Mother of Damascus Gate assailant arrested for calls to attack Jews

Soldiers also nab East Jerusalem man suspected of driving Palestinian trio to the Old City, where they carried out Friday attack in which Hadas Malka was killed

Border Police officers outside Damascus Gate in Jerusalem's Old City on June 18, 2017. (AFP/Ahmad Gharabli)
Border Police officers outside Damascus Gate in Jerusalem's Old City on June 18, 2017. (AFP/Ahmad Gharabli)

Israeli forces arrested the mother of a Palestinian man involved in a Jerusalem terror attack last week in which a border guard was killed, as well as another man accused of abetting the attackers, the army said Wednesday.

The woman, who was arrested in the West Bank village of Deir Abu Mashal near Ramallah, is suspected of explicit incitement to terror attacks, including statements praising “martyrs” and calling for attacks on Jews, according to a statement by the IDF.

The suspicions against her include conspiracy. She was not named in the statement.

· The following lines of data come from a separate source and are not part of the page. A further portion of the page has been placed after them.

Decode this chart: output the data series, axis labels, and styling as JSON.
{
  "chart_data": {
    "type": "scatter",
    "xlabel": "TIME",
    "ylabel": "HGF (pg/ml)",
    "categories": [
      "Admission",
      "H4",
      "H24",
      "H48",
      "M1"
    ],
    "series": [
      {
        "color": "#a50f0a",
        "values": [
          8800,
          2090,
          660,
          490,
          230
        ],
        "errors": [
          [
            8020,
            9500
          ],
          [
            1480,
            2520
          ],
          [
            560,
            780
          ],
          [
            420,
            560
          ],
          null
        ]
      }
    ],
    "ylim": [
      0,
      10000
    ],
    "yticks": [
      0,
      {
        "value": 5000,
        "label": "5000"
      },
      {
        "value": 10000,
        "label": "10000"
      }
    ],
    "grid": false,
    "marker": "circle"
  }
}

Staff Sgt. Hadas Malka, 23, was killed by one of three Palestinians who launched a combined stabbing and shooting attack at the Damascus Gate of the Old City in Jerusalem on Friday evening.

Inciting materials found at the West Bank home of a Palestinian terrorist who participated in the June 16, 2017 stabbing attack in Jerusalem's Damascus Gate that killed Border Police staff sergeant Hadas Malka, in the village of Deir Abu Mashal near Ramallah, June 21, 2017. (Courtesy IDF)
Inciting materials found at the West Bank home of a Palestinian terrorist who participated in the June 16, 2017 stabbing attack in Jerusalem’s Damascus Gate that killed Border Police staff sergeant Hadas Malka, in the village of Deir Abu Mashal near Ramallah, June 21, 2017. (Courtesy IDF)

At the residence of the woman, the arresting forces, including both IDF soldiers and Border Police officers, found materials calling for violence, including posters and flags, the army said.

Jerusalem Police also arrested a resident of the neighborhood of Issawiya in the east of the city on suspicion of driving the three attackers to the Old City.

Investigators believe the man knew the intentions of his passengers but did not attempt to warn authorities or stop them.

Border Police officer Hadas Malka was killed on June 16, 2017 in a stabbing attack near Damascus Gate. (Courtesy)
Border Police officer Hadas Malka was killed on June 16, 2017 in a stabbing attack near Damascus Gate. (Courtesy)

Malka, 23, was on patrol outside the Old City walls when she was attacked on Sultan Suleiman Street near Damascus Gate. She fought her attacker for several seconds while attempting to draw her weapon, according to a Border Police statement. She was stabbed in the chest and transferred in critical condition to Hadassah Hospital Mount Scopus in Jerusalem, where she underwent emergency surgery. She later succumbed to her injuries.

She had been in a group of security personnel responding to an attack moments earlier by two other Palestinian assailants, who targeted troops with knives and an automatic weapon at the adjacent Zedekiah’s Cave.

All three attackers were killed. Four other people, including another police officer, were injured in the attacks.

Malka was laid to rest in a military cemetery in the southern coastal city of Ashdod in a service attended by friends and family, as well as army and police officials, government ministers, politicians and others.

Over the past 18 months the Old City, and the Damascus Gate area in particular, have seen many attacks by Palestinians, and in one case a Jordanian national.

The attack took place as Muslims were marking the end of the third Friday of the fasting month of Ramadan, during which tens of thousands of Palestinians from East Jerusalem and the West Bank attended prayers at the nearby Al-Aqsa Mosque compound.